Social protection programmes for people on low incomes and those most in need are flexible since they are directly affected by economic change, tax law and employment policy.
This statement by Minister of Social Solidarity Nevine el-Qabbag came during the opening on Thursday of a national workshop to prepare a report on social protection in Egypt.
The workshop was organised in collaboration with the United Nations Economic and Social Commission for West Asia (ESCAWA).
Marco Schaefer, head of ESCAWA’s Social Protection Section, ministry representatives and experts attended the workshop.
The minister hailed co-operation with ESCAWA on conducting research and evaluative studies to ensure the implementation of efficient social protection programmes.

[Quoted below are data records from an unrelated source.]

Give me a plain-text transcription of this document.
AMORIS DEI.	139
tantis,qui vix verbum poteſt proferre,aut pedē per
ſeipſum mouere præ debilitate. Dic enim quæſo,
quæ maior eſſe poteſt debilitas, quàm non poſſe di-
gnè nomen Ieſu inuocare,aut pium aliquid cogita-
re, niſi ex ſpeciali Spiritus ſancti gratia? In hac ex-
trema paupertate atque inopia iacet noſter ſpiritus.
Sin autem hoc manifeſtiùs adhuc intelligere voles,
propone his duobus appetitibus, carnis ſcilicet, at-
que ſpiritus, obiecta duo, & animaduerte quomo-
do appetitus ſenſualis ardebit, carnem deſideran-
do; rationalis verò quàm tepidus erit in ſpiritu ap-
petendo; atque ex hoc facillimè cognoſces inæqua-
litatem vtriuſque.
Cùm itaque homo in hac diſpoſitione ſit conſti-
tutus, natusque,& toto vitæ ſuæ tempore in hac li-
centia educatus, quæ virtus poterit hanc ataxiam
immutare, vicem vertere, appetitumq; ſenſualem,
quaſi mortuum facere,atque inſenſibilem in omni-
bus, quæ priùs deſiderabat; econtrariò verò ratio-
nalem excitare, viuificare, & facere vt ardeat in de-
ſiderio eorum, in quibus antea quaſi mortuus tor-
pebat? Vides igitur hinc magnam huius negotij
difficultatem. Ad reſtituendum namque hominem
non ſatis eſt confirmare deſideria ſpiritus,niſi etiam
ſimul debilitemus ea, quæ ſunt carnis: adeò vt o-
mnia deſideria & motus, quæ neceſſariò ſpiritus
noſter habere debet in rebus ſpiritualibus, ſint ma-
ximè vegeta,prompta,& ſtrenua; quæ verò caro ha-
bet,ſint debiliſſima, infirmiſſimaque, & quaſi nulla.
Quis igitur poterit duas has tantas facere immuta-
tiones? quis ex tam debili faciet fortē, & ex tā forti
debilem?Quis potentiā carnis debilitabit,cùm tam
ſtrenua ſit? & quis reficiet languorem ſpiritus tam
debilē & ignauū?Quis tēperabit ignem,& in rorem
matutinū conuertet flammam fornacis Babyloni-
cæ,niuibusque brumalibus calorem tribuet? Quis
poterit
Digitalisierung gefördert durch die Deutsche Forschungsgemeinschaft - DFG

More than 5.2 million households have benefited from the Takaful and Karama (Solidarity and Dignity) cash transfer programme this year, making it the largest poverty-targeted conditional cash transfer in the Middle East and North Africa, el-Qabbag said.
The Takaful and Karama Programme was launched in 2015 to support underprivileged families with school-age children, the elderly and people with special needs.
The food subsidy programme caters for more than 64 million people, the minister said.
Financial support alone is not enough to lift the impoverished out of poverty, so the government is also launching economic empowerment programmes to provide a sustainable source of income for the poor, el-Qabbag added.
For his part, Schaefer said ESCAWA is ready to offer technical support to make the social protection system more efficient.
ESCAWA has made studies of social protection schemes in Arab countries and will make recommendations for reform to counter the impact of the climate, social and economic challenges facing the region.